6. oct., 2017

UN SÍ ALEGRE A DIOS

P. José Kentenich

(Ennabeuren, 27 de Abril de 1945. “Nuestra Misión Mariana” )

 

Tenemos que reiterar siempre la verdad que dice: “Dios es Padre, Dios es bueno, bueno es todo lo que Él hace”.  Queremos decir un sí alegre y optimista a todos los planes del amor de Dios. No era para nada mi intención hablar tan extensamente sobre este punto, permanecer tanto en él. Ya hace cuatro días que nos ocupa esta verdad: Dios es Padre, Dios es bueno, bueno es todo lo que Él hace. Esta frase no tiene que ser sólo un lema para el día, sino la consigna para toda nuestra vida. Siempre y en todas partes tenemos que decir un sí optimista y alegre también a los detalles más difíciles del plan de vida que Dios en su amor paternal ha diseñado para nosotros.

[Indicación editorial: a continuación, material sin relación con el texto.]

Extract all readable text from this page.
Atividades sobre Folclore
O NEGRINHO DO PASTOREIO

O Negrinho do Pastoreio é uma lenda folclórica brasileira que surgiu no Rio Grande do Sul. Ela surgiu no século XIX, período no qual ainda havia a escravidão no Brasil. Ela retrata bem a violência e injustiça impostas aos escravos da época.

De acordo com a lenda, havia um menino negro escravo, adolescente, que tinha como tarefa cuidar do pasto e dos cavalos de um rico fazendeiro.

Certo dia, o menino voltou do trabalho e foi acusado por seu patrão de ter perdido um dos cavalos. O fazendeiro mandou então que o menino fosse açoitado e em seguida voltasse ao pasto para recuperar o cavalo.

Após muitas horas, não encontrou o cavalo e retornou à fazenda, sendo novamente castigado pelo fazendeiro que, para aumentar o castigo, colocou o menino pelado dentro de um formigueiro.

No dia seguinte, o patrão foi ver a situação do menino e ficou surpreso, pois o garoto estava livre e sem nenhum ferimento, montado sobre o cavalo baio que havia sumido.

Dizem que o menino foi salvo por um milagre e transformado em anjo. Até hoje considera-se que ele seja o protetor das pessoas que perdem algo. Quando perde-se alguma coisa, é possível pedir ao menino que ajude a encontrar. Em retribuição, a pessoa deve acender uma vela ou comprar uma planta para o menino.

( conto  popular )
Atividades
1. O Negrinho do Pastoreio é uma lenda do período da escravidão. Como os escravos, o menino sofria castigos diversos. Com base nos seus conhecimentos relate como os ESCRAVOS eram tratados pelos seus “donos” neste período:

¿Por qué me he sentido urgido a hablar tan largamente sobre esta verdad y sobre sus consecuencias? Porque tenemos mucha necesidad de ella, porque todos nos hemos quedado en el nivel de principiantes en la lectura del libro de la sabiduría y del amor eternos, tal como se revelan en nuestra vida. En la Sagrada Escritura leemos acerca del reproche que Jesucristo tiene que hacerle a sus oyentes, que viven en medio del mundo: “Sabéis leer los signos del cielo, pero no entendéis los signos del acontecer mundial” (cf. Lc 12,56). Los planes de sabiduría y de amor de Dios son llevados a cabo en el acontecer mundial y también en nuestra propia, pequeña vida. Y nosotros nos quedamos deletreando como principiantes el contenido de ese libro de la vida. Vamos por la vida como los animales, con la cabeza hacia abajo. ¡Sursum corda! ¡Hacia el cielo!

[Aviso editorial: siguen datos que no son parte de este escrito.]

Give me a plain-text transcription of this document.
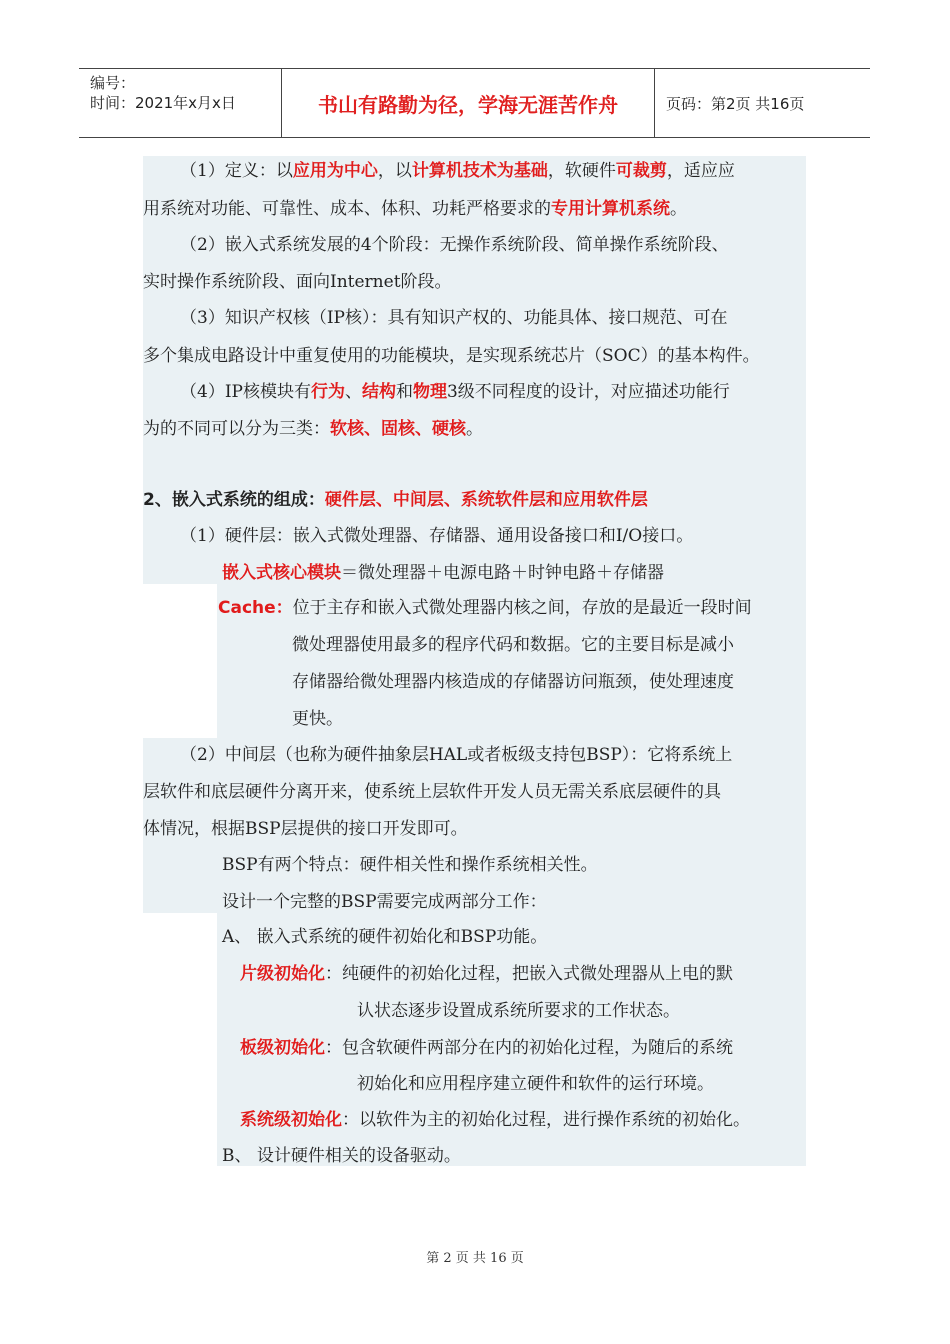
编号：
时间：2021年x月x日	书山有路勤为径，学海无涯苦作舟	页码：第2页 共16页
（1）定义：以应用为中心，以计算机技术为基础，软硬件可裁剪，适应应
用系统对功能、可靠性、成本、体积、功耗严格要求的专用计算机系统。
（2）嵌入式系统发展的4个阶段：无操作系统阶段、简单操作系统阶段、
实时操作系统阶段、面向Internet阶段。
（3）知识产权核（IP核）：具有知识产权的、功能具体、接口规范、可在
多个集成电路设计中重复使用的功能模块，是实现系统芯片（SOC）的基本构件。
（4）IP核模块有行为、结构和物理3级不同程度的设计，对应描述功能行
为的不同可以分为三类：软核、固核、硬核。
2、嵌入式系统的组成：硬件层、中间层、系统软件层和应用软件层
（1）硬件层：嵌入式微处理器、存储器、通用设备接口和I/O接口。
嵌入式核心模块＝微处理器＋电源电路＋时钟电路＋存储器
Cache：位于主存和嵌入式微处理器内核之间，存放的是最近一段时间
微处理器使用最多的程序代码和数据。它的主要目标是减小
存储器给微处理器内核造成的存储器访问瓶颈，使处理速度
更快。
（2）中间层（也称为硬件抽象层HAL或者板级支持包BSP）：它将系统上
层软件和底层硬件分离开来，使系统上层软件开发人员无需关系底层硬件的具
体情况，根据BSP层提供的接口开发即可。
BSP有两个特点：硬件相关性和操作系统相关性。
设计一个完整的BSP需要完成两部分工作：
A、 嵌入式系统的硬件初始化和BSP功能。
片级初始化：纯硬件的初始化过程，把嵌入式微处理器从上电的默
认状态逐步设置成系统所要求的工作状态。
板级初始化：包含软硬件两部分在内的初始化过程，为随后的系统
初始化和应用程序建立硬件和软件的运行环境。
系统级初始化：以软件为主的初始化过程，进行操作系统的初始化。
B、 设计硬件相关的设备驱动。
第 2 页 共 16 页
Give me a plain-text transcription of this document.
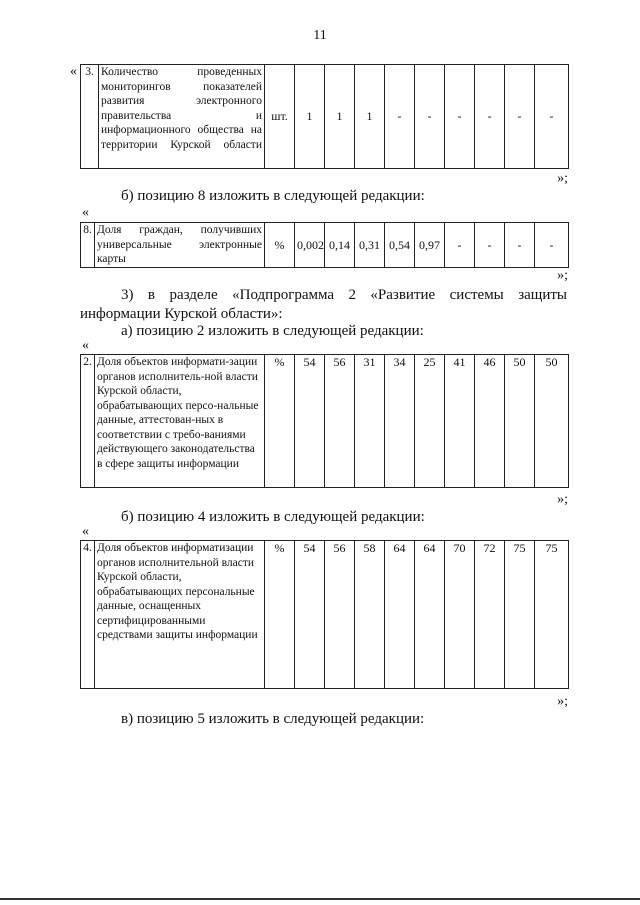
11
« 3.	Количество проведенных мониторингов показателей развития электронного правительства и информационного общества на территории Курской области	шт.	1	1	1	-	-	-	-	-	-
»;
б) позицию 8 изложить в следующей редакции:
«
8.	Доля граждан, получивших универсальные электронные карты	%	0,002	0,14	0,31	0,54	0,97	-	-	-	-
»;
3) в разделе «Подпрограмма 2 «Развитие системы защиты
информации Курской области»:
а) позицию 2 изложить в следующей редакции:
«
2.	Доля объектов информати-зации органов исполнитель-ной власти Курской области, обрабатывающих персо-нальные данные, аттестован-ных в соответствии с требо-ваниями действующего законодательства в сфере защиты информации	%	54	56	31	34	25	41	46	50	50
»;
б) позицию 4 изложить в следующей редакции:
«
4.	Доля объектов информатизации органов исполнительной власти Курской области, обрабатывающих персональные данные, оснащенных сертифицированными средствами защиты информации	%	54	56	58	64	64	70	72	75	75
»;
в) позицию 5 изложить в следующей редакции:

Tenemos que salir del estado de principiantes y entrar en la escuela superior del amor de Dios. El libro de mi vida no es otra cosa que un libro de la sabiduría y del amor divino. Muchas cosas sólo las entenderé del todo en la eternidad. Pero aquí puedo recuperar todavía muchísimos aspectos que han quedado desatendidos. Se trata al mismo tiempo de una preparación para dominar nuevos y difíciles sufrimientos.

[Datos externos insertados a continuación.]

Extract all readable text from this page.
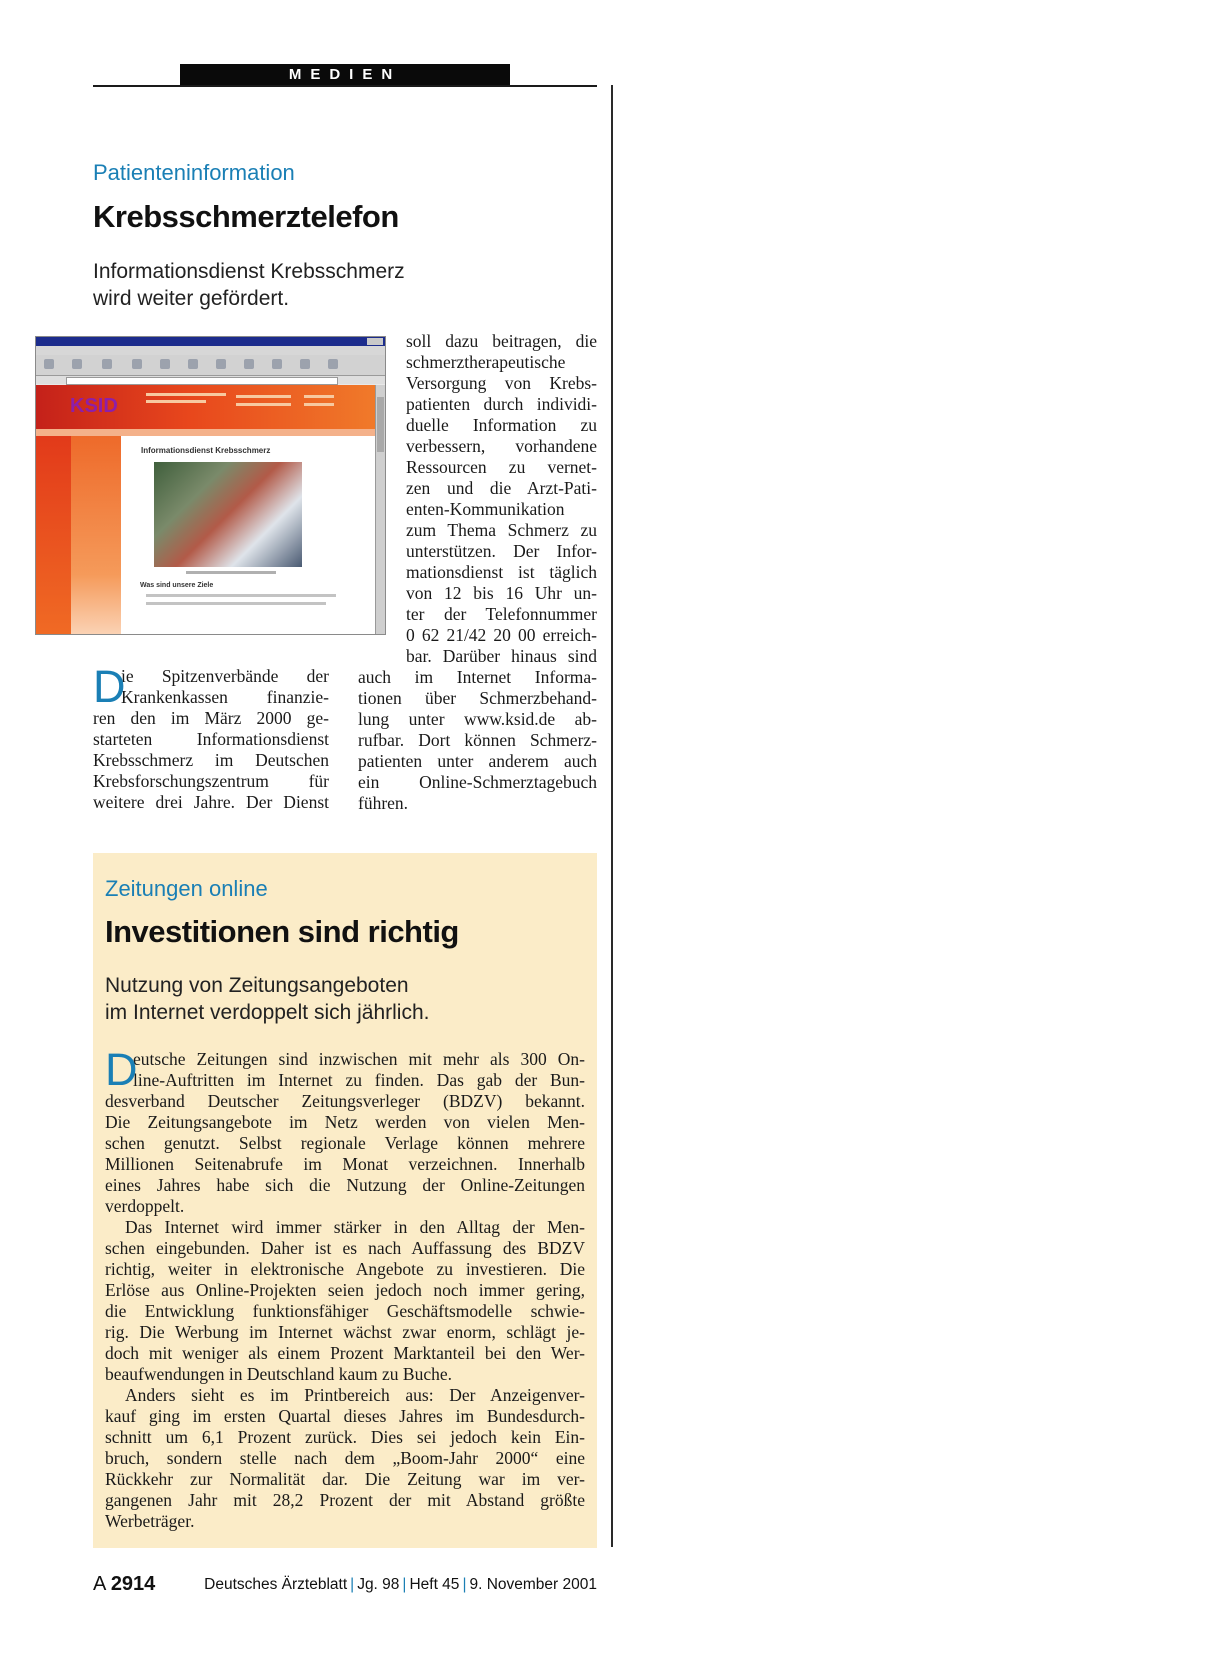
MEDIEN
Patienteninformation
Krebsschmerztelefon
Informationsdienst Krebsschmerz
wird weiter gefördert.
KSID
Informationsdienst Krebsschmerz
Was sind unsere Ziele
D
ie Spitzenverbände der
Krankenkassen finanzie-
ren den im März 2000 ge-
starteten Informationsdienst
Krebsschmerz im Deutschen
Krebsforschungszentrum für
weitere drei Jahre. Der Dienst
soll dazu beitragen, die
schmerztherapeutische
Versorgung von Krebs-
patienten durch individi-
duelle Information zu
verbessern, vorhandene
Ressourcen zu vernet-
zen und die Arzt-Pati-
enten-Kommunikation
zum Thema Schmerz zu
unterstützen. Der Infor-
mationsdienst ist täglich
von 12 bis 16 Uhr un-
ter der Telefonnummer
0 62 21/42 20 00 erreich-
bar. Darüber hinaus sind
auch im Internet Informa-
tionen über Schmerzbehand-
lung unter www.ksid.de ab-
rufbar. Dort können Schmerz-
patienten unter anderem auch
ein Online-Schmerztagebuch
führen.
Zeitungen online
Investitionen sind richtig
Nutzung von Zeitungsangeboten
im Internet verdoppelt sich jährlich.
D
eutsche Zeitungen sind inzwischen mit mehr als 300 On-
line-Auftritten im Internet zu finden. Das gab der Bun-
desverband Deutscher Zeitungsverleger (BDZV) bekannt.
Die Zeitungsangebote im Netz werden von vielen Men-
schen genutzt. Selbst regionale Verlage können mehrere
Millionen Seitenabrufe im Monat verzeichnen. Innerhalb
eines Jahres habe sich die Nutzung der Online-Zeitungen
verdoppelt.
Das Internet wird immer stärker in den Alltag der Men-
schen eingebunden. Daher ist es nach Auffassung des BDZV
richtig, weiter in elektronische Angebote zu investieren. Die
Erlöse aus Online-Projekten seien jedoch noch immer gering,
die Entwicklung funktionsfähiger Geschäftsmodelle schwie-
rig. Die Werbung im Internet wächst zwar enorm, schlägt je-
doch mit weniger als einem Prozent Marktanteil bei den Wer-
beaufwendungen in Deutschland kaum zu Buche.
Anders sieht es im Printbereich aus: Der Anzeigenver-
kauf ging im ersten Quartal dieses Jahres im Bundesdurch-
schnitt um 6,1 Prozent zurück. Dies sei jedoch kein Ein-
bruch, sondern stelle nach dem „Boom-Jahr 2000“ eine
Rückkehr zur Normalität dar. Die Zeitung war im ver-
gangenen Jahr mit 28,2 Prozent der mit Abstand größte
Werbeträger.
A 2914	Deutsches Ärzteblatt | Jg. 98 | Heft 45 | 9. November 2001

La idea-guía de esta semana es: lectura del libro de la vida escrito por Dios, decir un sí alegre y optimista a los planes de amor de Dios. Para acostumbrarnos cada vez mejor, tenemos que recordar las razones que nos mueven de modo que podamos decir ese sí alegre y optimista,

El que hace y lleva a cabo esos planes es un Padre. El nos muestra su amor paternal y cuidadoso en su Hijo, en la Sagrada Escritura y en el libro de nuestra vida personal. Todo lo que sucede durante el día y la semana ha sido previsto por el amor de Dios ya desde la eternidad. Cada noche queremos meditar para degustar dónde nos salió Dios al encuentro y dónde Él fue bueno con nosotros. En la teoría está todo muy claro: “Dios es Padre, Dios es bueno, bueno es todo lo que Él hace”, pero para realizarlo está toda la vida.

Al recibir la santa comunión queremos reflexionar dónde nos ha demostrado Dios hasta ahora su amor. Ya desde hace muchos años hablamos de esto: el libro de nuestra vida es un libro del amor de Dios. Pero tenemos que practicar mucho más esta verdad, comprobar y degustar, prever y pregustar constantemente las misericordias y las muestras de amor de Dios. Yo lo hice en Dachau con los sacerdotes todas las noches durante un año y medio: coloqué la escalera, medité las cosas habituales y cotidianas a la luz del amor de Dios. Esta es una piedad sólida. Así conducía las almas san Francisco de Sales. El sacó la piedad y la santidad del convento y las implantó en el mundo. También el soldado yel hombre de campo tienen que llegar a ser santos en su profesión. También san Ignacio de Loyola lo enseñó y vivió: Dios lo quiere…

Buscar a Dios, encontrar a Dios, amar a Dios en todas las cosas, en todos los acontecimientos, en todas las personas. Y eso rige también para nosotros. No debemos ser bueyes. ¡Sursum corda! ¡Hacia el cielo!